21. In my opinion, whether the verification relates to conformity with rules concerning the one or the other of those objectives does not fundamentally alter the nature of the problem. Certainly, in Community law the basis of the justification will be different according to the objective to be achieved. If the national rules concern fair trading or consumer protection, justification must be founded on Article 30 of the Treaty. If, on the other hand, the national rules govern the health or safety of persons, it is Article 36 of the Treaty which provides the appropriate legal basis. In both cases, however, the measure concerned may be justified only if it does not impose restrictions going beyond what is necessary to achieve the objectives pursued (see the judgment of 20 May 1976 in Case 104/75 de Peijper ((1976)) ECR 613, in particular paragraphs 16 to 18 at p. 636. At the very most, it might be said that Member States are entitled to require a higher degree of care on the part of the persons concerned when they are called upon to verify the conformity of a product with national rules intended to realize the objectives mentioned in Article 36 of the Treaty. In other words, having regard to the importance which the authors of the Treaty attached to the matters provided for in Article 36, the Member States might impose in such a case, but always subject to compliance with the principle of proportionality, restrictions relatively more severe than what is permissible on the basis of Article 30.

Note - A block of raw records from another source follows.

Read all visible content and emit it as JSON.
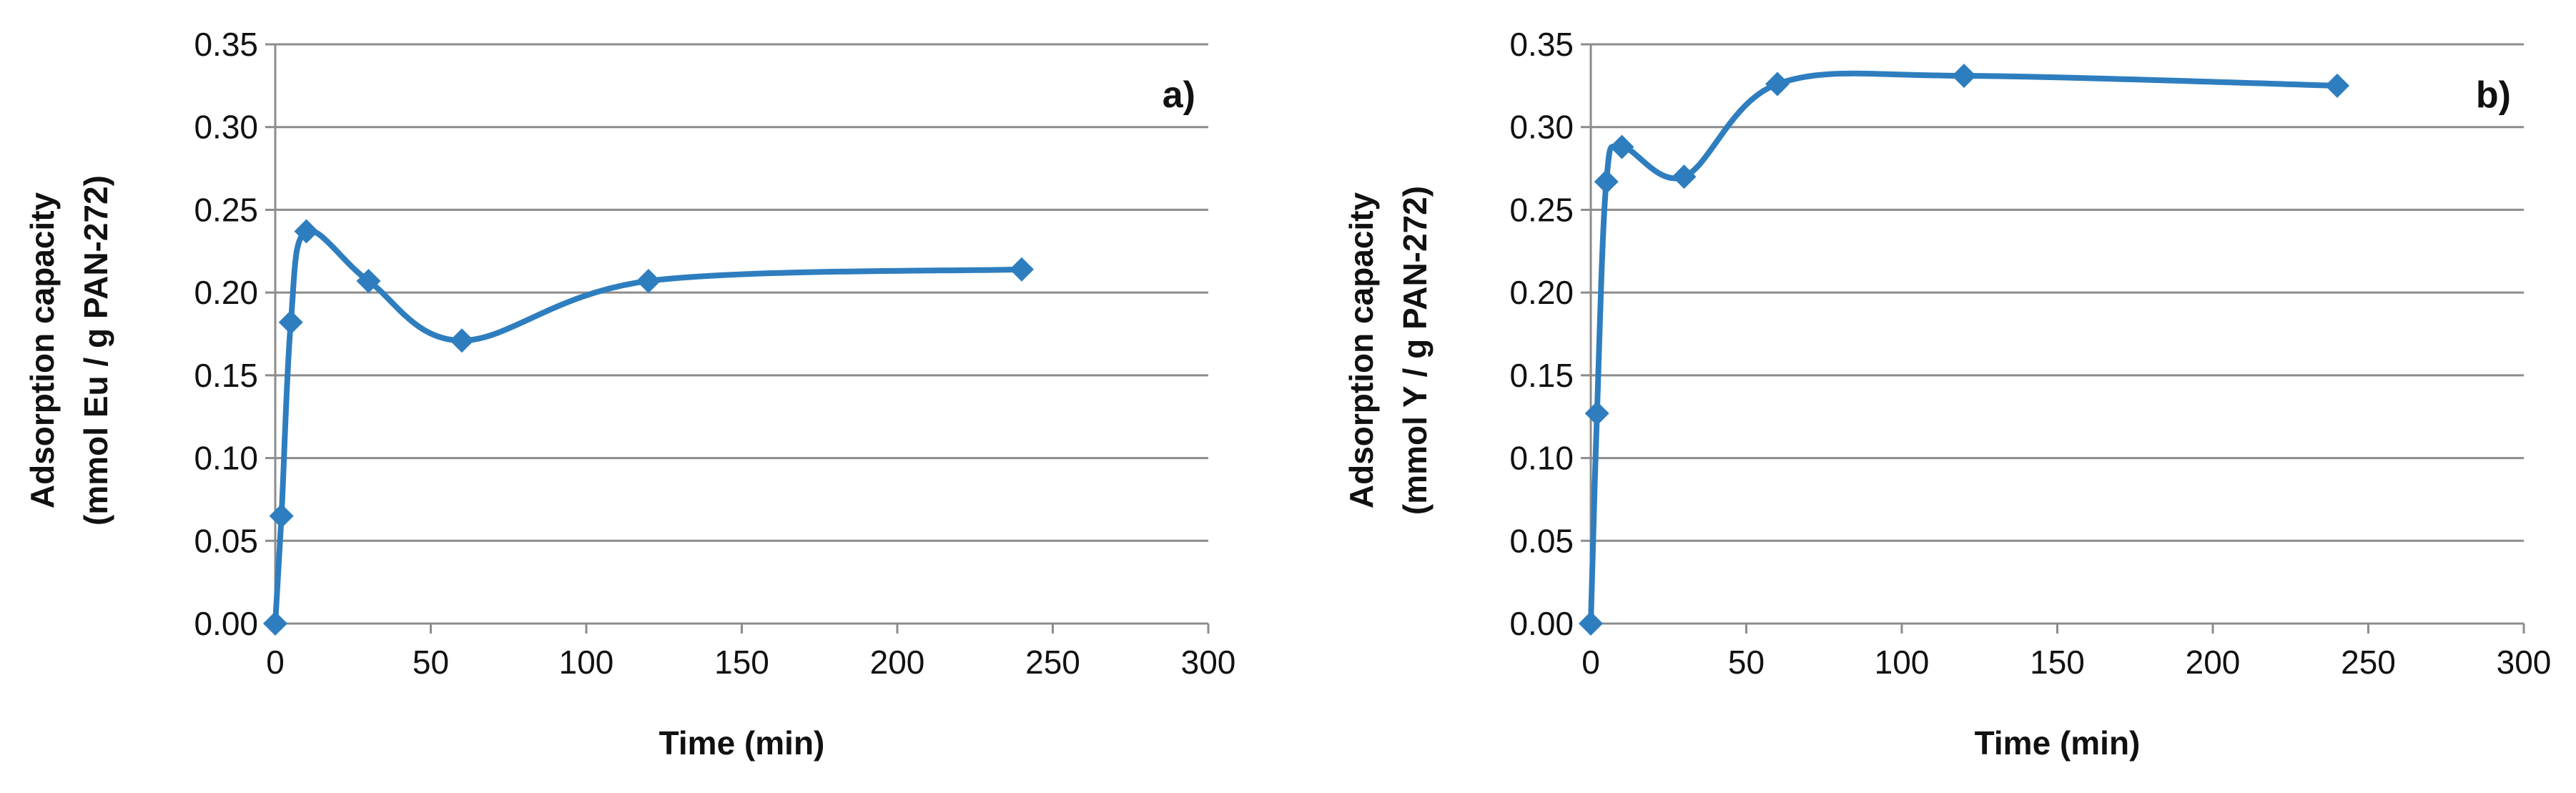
{
  "chart_data": [
    {
      "type": "line",
      "panel_label": "a)",
      "xlabel": "Time (min)",
      "ylabel_line1": "Adsorption capacity",
      "ylabel_line2": "(mmol Eu / g PAN-272)",
      "xlim": [
        0,
        300
      ],
      "ylim": [
        0,
        0.35
      ],
      "xticks": [
        "0",
        "50",
        "100",
        "150",
        "200",
        "250",
        "300"
      ],
      "yticks": [
        "0.00",
        "0.05",
        "0.10",
        "0.15",
        "0.20",
        "0.25",
        "0.30",
        "0.35"
      ],
      "grid": true,
      "line_color": "#2e7ebf",
      "marker": "diamond",
      "smooth": true,
      "series": [
        {
          "name": "Eu",
          "x": [
            0,
            2,
            5,
            10,
            30,
            60,
            120,
            240
          ],
          "y": [
            0.0,
            0.065,
            0.182,
            0.237,
            0.207,
            0.171,
            0.207,
            0.214
          ]
        }
      ]
    },
    {
      "type": "line",
      "panel_label": "b)",
      "xlabel": "Time (min)",
      "ylabel_line1": "Adsorption capacity",
      "ylabel_line2": "(mmol Y / g PAN-272)",
      "xlim": [
        0,
        300
      ],
      "ylim": [
        0,
        0.35
      ],
      "xticks": [
        "0",
        "50",
        "100",
        "150",
        "200",
        "250",
        "300"
      ],
      "yticks": [
        "0.00",
        "0.05",
        "0.10",
        "0.15",
        "0.20",
        "0.25",
        "0.30",
        "0.35"
      ],
      "grid": true,
      "line_color": "#2e7ebf",
      "marker": "diamond",
      "smooth": true,
      "series": [
        {
          "name": "Y",
          "x": [
            0,
            2,
            5,
            10,
            30,
            60,
            120,
            240
          ],
          "y": [
            0.0,
            0.127,
            0.267,
            0.288,
            0.27,
            0.326,
            0.331,
            0.325
          ]
        }
      ]
    }
  ]
}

Applied to a provision which seeks to achieve "mixed objectives" (that is to say, objectives which may justify measures with reference both to Article 30 and to Article 36 of the Treaty), I think that line of reasoning must none the less be qualified. It is only where the national legislature itself lays down a hierarchical relationship between the objectives which the provision seeks to achieve, making clear the priority which it attaches to the objectives concerning the health and safety of persons compared to the other objectives pursued, that restrictions arising from the obligation to verify conformity with rules concerning health and safety may be reinforced without those greater restrictions being regarded as unjustified hindrances. In the present case there is an obligation to verify which is laid down in very general terms without a distinction being made in the provision itself between the various objectives pursued. Furthermore, the provision does not concern pharmaceutical products, which are governed by a special code (see footnote 1). The provision in point does not therefore require that a distinction be drawn according to whether Article 30 or Article 36 of the EEC Treaty is concerned.

Proposed reply

22. In conclusion, I propose that the Court should reply as follows to the questions referred to it for a preliminary ruling:

"Articles 30 and 36 of the EEC Treaty do not preclude the introduction or the maintenance in force of an obligation, imposed on the importer of products of Community origin, failure to fulfil which entails the application of stricter rules of criminal liability than those applicable to the distributor of domestic products, to verify, before the products are placed on the market in the importing country and in the same way as is required of the manufacturer of domestic products, the conformity of such products with national rules, not harmonized in Community law, concerning the health and safety of persons, fair trading and consumer protection, in so far as the importer may satisfy that obligation by relying on certificates drawn up by or at the request of the foreign manufacturer, where such certificates make it possible to carry out the verification in question and the importer has no reason to call in question their accuracy."

(*) Original language: Dutch.

(1) The French Government's expert stated at the hearing that the provision referred to all products, with the exception of pharmaceutical products which are governed by a special code.